Por João Amaral

Quando o Senhor chamou Francisco para si, todos fomos avassalados por uma terrível dor, uma perda aterradora, como se a morte de um familiar nosso se tratasse. Para grande parte de nós, Francisco era muito mais que um Papa, era o Papa do Povo, era nosso.
Nos meses que antecederam à sua morte, assistimos à degradação progressiva do seu estado de saúde, como se aquele homem fosse um avô querido que tivesse doente no hospital e rezamos muito por ele. Na verdade, tínhamos noção que era um idoso com um quadro clínico complicado, mas quando ele voltou à Casa de Santa Marta suspiramos de alívio, na esperança de que o pior já tivesse passado. No entanto, fomos todos convidados a refletir na nossa própria mortalidade, na forma como vivemos a nossa vida enquanto Cristãos, no propósito que Deus tem para cada um de nós.

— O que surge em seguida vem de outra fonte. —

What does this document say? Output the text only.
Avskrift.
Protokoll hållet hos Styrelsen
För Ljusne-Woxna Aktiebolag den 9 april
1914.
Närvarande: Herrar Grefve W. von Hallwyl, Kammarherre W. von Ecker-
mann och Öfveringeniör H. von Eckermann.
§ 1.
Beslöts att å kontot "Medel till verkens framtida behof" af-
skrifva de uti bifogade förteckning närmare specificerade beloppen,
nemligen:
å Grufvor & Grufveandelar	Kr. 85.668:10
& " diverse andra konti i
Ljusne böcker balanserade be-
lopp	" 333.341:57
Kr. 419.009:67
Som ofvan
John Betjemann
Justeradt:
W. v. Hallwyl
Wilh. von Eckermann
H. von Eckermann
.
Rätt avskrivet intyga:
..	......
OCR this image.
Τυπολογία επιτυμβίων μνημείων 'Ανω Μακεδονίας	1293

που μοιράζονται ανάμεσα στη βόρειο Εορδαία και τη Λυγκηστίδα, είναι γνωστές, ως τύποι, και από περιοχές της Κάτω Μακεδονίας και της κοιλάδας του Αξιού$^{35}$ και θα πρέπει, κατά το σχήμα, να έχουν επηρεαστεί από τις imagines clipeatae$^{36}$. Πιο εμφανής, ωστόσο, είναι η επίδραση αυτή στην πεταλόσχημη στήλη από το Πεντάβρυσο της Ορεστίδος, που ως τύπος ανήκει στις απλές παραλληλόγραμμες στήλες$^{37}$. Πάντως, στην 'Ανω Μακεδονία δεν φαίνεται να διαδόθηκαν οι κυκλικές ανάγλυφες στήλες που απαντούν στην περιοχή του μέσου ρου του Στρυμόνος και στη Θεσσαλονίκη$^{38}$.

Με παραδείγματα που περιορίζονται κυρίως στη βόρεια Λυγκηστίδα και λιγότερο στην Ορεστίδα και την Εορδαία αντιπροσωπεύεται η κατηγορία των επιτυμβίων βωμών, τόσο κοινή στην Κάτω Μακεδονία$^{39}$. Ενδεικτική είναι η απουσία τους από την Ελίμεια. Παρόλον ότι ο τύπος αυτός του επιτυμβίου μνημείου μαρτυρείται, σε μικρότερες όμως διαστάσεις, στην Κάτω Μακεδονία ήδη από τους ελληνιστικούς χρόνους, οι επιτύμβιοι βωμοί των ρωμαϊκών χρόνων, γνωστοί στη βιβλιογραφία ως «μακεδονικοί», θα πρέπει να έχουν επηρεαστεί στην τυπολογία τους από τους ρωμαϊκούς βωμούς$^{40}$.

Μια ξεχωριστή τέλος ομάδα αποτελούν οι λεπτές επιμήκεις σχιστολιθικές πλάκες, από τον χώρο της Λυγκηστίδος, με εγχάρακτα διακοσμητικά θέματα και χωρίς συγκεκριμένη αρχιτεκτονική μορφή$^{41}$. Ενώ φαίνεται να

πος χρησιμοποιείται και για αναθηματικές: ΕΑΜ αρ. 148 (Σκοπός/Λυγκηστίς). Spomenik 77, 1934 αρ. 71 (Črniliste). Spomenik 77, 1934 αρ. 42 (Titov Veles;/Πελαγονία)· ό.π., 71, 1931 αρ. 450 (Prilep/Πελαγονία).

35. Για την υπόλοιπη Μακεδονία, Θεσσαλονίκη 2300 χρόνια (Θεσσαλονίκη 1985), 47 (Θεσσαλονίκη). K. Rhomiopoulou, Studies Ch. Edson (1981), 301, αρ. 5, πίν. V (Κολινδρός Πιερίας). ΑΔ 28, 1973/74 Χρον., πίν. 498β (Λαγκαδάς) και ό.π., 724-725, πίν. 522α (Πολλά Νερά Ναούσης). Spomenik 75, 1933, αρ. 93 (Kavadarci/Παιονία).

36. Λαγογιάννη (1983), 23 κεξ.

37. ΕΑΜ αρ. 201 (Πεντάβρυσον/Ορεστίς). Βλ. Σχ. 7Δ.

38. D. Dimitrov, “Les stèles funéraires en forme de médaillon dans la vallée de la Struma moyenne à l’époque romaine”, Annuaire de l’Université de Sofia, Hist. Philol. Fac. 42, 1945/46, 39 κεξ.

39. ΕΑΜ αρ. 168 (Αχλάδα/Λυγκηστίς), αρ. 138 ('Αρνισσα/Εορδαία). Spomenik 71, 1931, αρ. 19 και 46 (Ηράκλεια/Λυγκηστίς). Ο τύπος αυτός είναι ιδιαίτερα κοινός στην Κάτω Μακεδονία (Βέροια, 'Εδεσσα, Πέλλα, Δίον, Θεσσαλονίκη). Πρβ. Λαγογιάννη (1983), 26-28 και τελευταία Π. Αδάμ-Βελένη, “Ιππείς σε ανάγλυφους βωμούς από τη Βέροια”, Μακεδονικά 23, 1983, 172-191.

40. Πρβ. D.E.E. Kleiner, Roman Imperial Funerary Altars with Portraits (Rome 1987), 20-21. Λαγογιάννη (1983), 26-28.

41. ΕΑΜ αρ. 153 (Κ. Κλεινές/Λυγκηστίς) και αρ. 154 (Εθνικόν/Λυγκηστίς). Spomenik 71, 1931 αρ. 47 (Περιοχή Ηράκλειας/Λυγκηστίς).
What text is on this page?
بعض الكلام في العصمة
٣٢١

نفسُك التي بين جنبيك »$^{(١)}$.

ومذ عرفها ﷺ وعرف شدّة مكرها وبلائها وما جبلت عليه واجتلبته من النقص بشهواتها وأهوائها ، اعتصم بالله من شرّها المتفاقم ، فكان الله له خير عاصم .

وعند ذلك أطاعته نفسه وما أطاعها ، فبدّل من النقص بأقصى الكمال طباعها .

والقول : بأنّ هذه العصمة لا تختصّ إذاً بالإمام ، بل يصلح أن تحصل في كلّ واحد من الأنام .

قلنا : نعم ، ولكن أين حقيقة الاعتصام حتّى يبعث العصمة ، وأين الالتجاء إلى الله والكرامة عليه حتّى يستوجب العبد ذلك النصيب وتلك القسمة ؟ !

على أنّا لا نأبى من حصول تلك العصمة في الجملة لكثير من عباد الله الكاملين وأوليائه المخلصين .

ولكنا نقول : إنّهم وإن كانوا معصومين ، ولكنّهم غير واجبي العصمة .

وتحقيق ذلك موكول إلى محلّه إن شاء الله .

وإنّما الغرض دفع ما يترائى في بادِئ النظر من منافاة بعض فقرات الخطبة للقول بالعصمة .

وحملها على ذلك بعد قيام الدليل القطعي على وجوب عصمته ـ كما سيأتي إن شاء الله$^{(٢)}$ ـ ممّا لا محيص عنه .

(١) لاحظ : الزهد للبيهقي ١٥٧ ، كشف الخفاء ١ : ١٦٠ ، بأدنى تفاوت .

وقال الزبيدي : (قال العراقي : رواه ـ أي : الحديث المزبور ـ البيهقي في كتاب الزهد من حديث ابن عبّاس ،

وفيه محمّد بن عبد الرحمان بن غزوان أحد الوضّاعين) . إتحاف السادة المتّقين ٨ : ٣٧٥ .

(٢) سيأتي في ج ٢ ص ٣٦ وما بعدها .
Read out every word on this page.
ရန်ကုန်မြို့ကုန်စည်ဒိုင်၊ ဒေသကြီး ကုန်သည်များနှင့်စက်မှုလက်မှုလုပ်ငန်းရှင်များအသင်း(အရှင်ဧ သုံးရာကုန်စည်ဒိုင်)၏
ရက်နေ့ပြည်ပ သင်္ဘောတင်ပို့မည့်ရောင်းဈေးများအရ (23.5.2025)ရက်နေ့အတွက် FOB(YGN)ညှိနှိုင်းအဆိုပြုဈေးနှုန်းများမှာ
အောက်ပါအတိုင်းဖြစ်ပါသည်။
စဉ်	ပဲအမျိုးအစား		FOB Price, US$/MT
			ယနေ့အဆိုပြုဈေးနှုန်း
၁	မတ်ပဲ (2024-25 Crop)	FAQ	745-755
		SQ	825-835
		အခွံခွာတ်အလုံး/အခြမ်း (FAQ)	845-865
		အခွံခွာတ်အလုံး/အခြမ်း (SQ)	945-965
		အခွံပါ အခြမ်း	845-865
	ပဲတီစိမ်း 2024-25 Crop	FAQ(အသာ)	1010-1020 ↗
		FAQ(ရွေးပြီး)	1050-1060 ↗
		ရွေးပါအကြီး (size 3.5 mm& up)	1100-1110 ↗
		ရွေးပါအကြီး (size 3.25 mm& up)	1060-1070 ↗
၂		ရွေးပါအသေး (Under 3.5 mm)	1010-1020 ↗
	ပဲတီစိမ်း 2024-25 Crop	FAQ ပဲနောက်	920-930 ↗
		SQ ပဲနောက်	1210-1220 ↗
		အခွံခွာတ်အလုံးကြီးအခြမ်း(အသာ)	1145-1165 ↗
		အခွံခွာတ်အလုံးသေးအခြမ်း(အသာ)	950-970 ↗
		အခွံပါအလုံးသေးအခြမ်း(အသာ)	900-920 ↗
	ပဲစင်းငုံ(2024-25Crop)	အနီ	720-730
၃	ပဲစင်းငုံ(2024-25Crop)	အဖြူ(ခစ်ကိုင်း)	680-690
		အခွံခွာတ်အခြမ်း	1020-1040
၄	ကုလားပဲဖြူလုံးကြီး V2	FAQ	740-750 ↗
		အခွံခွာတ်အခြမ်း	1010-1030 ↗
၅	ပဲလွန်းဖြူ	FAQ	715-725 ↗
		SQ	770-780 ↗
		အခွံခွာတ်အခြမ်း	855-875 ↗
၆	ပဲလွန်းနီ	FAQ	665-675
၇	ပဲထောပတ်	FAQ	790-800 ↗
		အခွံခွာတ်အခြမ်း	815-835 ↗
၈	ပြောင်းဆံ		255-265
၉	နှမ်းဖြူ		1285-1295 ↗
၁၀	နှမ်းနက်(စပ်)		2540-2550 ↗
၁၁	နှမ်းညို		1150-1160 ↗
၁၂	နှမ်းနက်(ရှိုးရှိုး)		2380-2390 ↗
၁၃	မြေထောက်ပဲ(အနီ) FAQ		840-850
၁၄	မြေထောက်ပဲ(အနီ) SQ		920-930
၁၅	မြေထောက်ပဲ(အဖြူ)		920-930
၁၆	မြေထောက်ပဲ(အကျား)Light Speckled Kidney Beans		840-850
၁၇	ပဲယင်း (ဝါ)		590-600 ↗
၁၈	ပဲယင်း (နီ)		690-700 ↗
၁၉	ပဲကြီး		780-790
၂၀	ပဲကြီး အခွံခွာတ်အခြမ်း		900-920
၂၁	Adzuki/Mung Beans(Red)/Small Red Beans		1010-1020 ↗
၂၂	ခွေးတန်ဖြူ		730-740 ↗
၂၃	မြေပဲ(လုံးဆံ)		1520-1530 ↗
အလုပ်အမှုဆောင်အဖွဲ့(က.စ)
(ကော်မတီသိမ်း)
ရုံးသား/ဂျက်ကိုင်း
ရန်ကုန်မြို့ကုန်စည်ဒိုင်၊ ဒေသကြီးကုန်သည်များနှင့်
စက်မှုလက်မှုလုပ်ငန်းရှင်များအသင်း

O nosso olhar elevou-se, mais uma vez, para Francisco naquela varanda de São Pedro, mal sabíamos nós que seria a sua última bênção e aquela volta à Praça a derradeira. Finalmente, fomos acordados na segunda-feira da Páscoa com o dobrar dos sinos e a dura realidade da sua partida. Será assim tão estranho que no dia que ainda comemoramos a ressurreição de Cristo, dia de alegria e celebração, O Senhor o tenha chamado para a Sua casa? Jesus lembra-nos que Deus não é dos mortos, mas dos vivos! E São Paulo adverte-nos que se Cristo não ressuscitou é vã a nossa fé. Ou seja, mesmo na sua morte, Francisco recorda-nos que somos todos marcados pela esperança da Páscoa e que Cristo é a nossa Páscoa.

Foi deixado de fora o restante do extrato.